In the section on Jesus’s last days in Jerusalem, a long passage on his “Triumphal Entry” brings together how the expectations of Passover week were boiling over in the tumult of thousands of pilgrims. Did Jesus tamp it all down, or did he bring it to a head? Bird’s conclusions will affect how I view and celebrate Palm Sunday in the future. Strikingly, Bird spends less time with the actual moment of Jesus’s crucifixion than with Jesus’s Triumphal Entry, focusing on the manner of the crucifixion and its meaning in the Roman world. Why? Because historical study of the Gospels does not focus on the theology of atonement. Rather, we get the horror of the moment and its effects on the populace. 

This book helped me understand many things: the importance of the historical study of Jesus and the Gospels and how much the history of the Gospels impacts the preaching and teaching in our churches.  I saw that if we don’t understand the place of the Torah in Jewish life and in Jesus’s teaching, we might lean too hard on the law and gospel language of Paul. I realized how Jesus’s interactions with the factions in Jerusalem affects how we preach about his relationship with the Scribes and Pharisees. Our faith is not just a belief in salvation through Jesus Christ. “I believe he was crucified under Pontius Pilate” means our faith is anchored in historical events. 

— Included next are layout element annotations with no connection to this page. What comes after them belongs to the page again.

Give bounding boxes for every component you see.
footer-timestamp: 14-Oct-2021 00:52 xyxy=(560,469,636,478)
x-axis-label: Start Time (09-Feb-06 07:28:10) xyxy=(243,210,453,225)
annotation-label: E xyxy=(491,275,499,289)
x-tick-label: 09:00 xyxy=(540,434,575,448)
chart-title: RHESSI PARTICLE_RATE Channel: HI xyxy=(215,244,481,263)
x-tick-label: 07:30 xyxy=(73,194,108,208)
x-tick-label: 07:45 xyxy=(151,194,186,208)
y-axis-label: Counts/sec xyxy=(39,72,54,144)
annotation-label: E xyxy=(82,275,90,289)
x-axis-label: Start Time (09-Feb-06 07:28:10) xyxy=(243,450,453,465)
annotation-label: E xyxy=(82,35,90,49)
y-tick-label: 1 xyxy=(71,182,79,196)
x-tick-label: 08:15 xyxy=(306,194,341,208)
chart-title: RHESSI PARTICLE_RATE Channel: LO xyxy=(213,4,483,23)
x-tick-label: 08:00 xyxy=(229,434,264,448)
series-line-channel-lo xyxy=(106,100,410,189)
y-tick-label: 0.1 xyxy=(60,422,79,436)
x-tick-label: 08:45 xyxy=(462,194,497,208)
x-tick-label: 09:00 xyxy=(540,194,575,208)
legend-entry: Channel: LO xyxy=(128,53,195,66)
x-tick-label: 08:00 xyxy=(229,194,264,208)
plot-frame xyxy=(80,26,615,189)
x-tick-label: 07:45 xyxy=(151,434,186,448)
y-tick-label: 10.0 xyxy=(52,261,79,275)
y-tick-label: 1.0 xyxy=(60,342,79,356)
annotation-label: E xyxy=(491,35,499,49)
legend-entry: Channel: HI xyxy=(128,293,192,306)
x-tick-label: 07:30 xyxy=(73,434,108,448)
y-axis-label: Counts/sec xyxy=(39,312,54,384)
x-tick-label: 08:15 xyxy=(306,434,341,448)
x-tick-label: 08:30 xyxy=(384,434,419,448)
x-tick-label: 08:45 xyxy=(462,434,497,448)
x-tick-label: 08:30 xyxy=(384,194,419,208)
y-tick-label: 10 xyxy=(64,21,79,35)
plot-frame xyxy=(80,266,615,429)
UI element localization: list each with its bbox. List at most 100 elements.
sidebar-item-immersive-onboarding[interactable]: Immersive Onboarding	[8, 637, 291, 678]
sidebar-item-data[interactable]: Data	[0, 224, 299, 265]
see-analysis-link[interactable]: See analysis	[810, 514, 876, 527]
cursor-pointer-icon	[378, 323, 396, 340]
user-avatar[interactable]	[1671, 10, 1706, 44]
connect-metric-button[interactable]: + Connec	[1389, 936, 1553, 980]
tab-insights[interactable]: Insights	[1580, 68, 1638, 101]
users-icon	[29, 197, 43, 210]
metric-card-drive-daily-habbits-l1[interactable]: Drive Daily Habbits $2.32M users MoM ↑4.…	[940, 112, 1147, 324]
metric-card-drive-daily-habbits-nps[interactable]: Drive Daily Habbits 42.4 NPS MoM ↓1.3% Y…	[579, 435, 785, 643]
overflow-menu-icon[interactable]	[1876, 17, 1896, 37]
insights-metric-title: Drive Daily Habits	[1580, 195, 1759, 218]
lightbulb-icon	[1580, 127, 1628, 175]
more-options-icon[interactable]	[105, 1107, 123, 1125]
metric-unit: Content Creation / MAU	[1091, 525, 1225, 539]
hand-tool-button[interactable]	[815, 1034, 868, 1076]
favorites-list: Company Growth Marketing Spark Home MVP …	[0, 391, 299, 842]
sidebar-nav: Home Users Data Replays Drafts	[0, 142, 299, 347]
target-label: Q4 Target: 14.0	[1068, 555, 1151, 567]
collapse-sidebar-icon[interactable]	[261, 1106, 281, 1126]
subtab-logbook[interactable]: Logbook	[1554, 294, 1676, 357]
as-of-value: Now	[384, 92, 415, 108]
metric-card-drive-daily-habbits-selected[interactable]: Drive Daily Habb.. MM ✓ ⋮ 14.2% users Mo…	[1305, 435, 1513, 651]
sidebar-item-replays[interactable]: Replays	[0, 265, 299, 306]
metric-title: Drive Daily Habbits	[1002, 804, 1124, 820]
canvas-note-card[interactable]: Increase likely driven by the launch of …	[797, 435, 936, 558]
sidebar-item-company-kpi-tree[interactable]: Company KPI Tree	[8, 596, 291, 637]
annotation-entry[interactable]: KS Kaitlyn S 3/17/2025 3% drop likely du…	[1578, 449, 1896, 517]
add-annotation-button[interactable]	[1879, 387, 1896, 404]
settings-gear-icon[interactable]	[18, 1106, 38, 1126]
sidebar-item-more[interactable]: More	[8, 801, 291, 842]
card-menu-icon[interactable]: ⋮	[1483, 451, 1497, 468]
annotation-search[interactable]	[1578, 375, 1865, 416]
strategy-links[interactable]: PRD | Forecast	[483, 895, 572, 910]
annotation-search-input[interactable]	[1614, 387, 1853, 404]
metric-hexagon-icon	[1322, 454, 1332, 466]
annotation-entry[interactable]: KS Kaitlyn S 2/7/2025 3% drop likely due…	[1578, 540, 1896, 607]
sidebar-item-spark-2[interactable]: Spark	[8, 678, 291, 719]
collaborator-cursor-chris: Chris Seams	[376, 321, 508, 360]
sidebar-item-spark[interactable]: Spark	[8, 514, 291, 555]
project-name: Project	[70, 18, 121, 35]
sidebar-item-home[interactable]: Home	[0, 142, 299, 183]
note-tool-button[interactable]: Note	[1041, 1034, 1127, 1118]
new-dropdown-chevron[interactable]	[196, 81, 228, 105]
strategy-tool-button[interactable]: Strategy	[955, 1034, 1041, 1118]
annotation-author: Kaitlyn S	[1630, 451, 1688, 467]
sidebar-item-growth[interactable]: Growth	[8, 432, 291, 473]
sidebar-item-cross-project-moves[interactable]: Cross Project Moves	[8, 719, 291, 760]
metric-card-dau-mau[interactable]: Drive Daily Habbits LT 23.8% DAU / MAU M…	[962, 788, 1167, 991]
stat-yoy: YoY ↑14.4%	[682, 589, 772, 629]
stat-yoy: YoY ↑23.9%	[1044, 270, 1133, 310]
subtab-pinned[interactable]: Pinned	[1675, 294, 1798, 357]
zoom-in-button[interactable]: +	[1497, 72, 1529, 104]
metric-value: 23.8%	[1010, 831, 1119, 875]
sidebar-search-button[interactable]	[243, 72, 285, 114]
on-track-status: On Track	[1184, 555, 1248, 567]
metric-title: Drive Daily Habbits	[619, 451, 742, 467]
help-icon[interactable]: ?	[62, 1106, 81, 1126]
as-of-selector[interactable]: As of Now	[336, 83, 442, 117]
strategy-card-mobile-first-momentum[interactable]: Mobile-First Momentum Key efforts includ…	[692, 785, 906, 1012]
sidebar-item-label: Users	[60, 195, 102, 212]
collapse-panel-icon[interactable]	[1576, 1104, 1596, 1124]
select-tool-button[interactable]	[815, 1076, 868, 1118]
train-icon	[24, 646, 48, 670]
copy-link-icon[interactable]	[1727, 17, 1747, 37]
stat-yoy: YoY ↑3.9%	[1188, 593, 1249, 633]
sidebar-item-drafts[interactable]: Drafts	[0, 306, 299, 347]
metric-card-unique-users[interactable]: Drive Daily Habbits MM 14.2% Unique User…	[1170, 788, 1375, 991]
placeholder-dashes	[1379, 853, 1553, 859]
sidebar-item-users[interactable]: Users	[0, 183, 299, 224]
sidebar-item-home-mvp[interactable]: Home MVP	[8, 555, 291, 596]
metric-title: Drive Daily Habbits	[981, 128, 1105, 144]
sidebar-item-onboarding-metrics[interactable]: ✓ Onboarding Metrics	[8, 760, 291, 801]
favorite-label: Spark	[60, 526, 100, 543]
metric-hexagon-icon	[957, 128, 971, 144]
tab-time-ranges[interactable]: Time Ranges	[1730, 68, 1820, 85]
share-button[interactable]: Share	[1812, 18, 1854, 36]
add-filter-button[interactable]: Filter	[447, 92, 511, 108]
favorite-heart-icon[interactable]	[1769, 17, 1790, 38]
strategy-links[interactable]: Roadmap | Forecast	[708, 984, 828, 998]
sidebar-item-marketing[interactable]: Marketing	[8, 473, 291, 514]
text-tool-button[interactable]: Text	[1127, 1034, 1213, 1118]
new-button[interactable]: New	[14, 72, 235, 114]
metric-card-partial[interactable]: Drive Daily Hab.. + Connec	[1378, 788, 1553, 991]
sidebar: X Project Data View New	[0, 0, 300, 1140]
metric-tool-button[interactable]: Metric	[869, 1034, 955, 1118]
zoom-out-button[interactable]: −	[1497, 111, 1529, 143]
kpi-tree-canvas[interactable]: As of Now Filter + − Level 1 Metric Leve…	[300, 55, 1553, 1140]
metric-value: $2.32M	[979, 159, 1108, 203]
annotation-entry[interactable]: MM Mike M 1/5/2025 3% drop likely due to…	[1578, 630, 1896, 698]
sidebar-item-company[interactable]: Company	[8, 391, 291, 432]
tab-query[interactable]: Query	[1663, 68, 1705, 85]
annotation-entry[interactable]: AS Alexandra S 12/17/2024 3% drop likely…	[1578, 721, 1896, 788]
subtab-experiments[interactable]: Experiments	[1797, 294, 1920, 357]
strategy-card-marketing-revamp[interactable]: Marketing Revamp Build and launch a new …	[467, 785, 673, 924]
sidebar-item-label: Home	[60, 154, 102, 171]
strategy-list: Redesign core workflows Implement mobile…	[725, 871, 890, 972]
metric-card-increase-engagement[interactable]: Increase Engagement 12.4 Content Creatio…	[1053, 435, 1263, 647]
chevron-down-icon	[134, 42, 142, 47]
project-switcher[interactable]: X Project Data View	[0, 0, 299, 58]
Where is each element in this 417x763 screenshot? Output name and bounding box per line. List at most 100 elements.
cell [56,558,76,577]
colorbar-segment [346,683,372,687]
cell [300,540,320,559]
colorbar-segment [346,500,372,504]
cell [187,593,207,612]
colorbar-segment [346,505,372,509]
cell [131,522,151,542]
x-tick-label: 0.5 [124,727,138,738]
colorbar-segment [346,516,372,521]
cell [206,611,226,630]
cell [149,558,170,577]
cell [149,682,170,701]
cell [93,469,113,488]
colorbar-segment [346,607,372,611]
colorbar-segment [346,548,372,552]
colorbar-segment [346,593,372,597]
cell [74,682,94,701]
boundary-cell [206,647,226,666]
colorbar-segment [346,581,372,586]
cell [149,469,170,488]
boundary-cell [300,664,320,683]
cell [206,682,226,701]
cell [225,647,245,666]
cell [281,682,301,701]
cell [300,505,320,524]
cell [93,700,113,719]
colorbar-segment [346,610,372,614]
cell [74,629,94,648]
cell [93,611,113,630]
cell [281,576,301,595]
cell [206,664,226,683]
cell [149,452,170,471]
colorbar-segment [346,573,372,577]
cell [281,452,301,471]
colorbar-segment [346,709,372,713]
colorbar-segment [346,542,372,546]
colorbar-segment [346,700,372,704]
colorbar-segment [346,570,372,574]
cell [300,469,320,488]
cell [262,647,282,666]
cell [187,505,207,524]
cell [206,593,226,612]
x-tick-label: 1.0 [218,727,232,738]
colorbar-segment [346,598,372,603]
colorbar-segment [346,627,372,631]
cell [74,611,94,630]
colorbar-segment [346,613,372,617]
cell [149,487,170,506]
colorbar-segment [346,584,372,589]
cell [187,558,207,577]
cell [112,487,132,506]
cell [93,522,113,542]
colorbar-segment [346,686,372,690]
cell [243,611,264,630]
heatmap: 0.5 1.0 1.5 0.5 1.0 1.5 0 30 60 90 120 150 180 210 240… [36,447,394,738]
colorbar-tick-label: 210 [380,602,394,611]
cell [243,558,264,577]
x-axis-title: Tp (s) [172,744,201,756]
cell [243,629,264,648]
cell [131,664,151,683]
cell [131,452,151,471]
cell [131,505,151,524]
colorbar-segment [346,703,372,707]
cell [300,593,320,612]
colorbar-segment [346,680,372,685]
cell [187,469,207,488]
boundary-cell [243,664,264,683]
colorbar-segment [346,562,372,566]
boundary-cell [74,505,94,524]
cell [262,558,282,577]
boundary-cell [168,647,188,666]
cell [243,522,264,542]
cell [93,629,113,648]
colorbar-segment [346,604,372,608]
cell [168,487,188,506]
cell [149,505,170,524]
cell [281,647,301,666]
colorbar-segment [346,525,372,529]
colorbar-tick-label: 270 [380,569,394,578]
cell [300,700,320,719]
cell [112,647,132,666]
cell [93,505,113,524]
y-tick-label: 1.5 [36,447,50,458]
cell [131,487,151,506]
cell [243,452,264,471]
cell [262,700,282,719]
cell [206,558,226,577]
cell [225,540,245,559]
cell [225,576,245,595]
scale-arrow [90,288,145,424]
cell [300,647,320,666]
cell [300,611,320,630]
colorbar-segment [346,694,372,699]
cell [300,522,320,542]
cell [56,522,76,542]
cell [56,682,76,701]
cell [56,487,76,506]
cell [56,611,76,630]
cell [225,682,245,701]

The real test of an historical study of the Jesus of the gospels is the resurrection. Here Bird keeps the historical perspective. No matter how much we want to count the faith of the disciples and the women at the tomb as historical evidence, Bird acknowledges that it is not. “History does not deal in miracles,” says Bird, “Jesus lived and died—that much we know; but whether Jesus lived and died and lived again, that is always going to haunt historians, sceptics, believers, and agnostics. Perhaps that is why the best-attested ending of Mark’s Gospel is so abrupt, finishing at 16:8. We have to decide.” 

In addition to its solid historical work that deepens our grasp of the Gospels, this book is fun to read. Occasionally, as though he couldn’t help himself, Bird lets loose with a quip. On the Triumphal Entry, he says, “The modern equivalent would be some zealous Christian kicking in the windows of the giftshop at St. Paul’s Cathedral in Melbourne because the vergers and shop assistants had turned the cathedral into a ‘den of thieves’ by selling cringy kitsch religious merchandise.” 

I also want to commend the publisher for a book that is lovely to handle. The pages have a nice sheen, and the print is readable. Footnotes are on the bottom of the page, which I like, and there is a bibliography and a Bible index at the end. The index makes this book a great tool for preachers as a part of their research for a sermon on a Gospel text.  

Leonard Vander Zee

Leonard Vander Zee is a retired pastor in the Christian Reformed Church, married to Jeanne Logan, and father of four and grandfather of 12. Besides serving as occasional Interim Pastor he loves playing tennis, pickleball, and golf, and reading the theology of the church fathers. He is author of Christ, Baptism, and the Lord's Supper (IVP, 2004).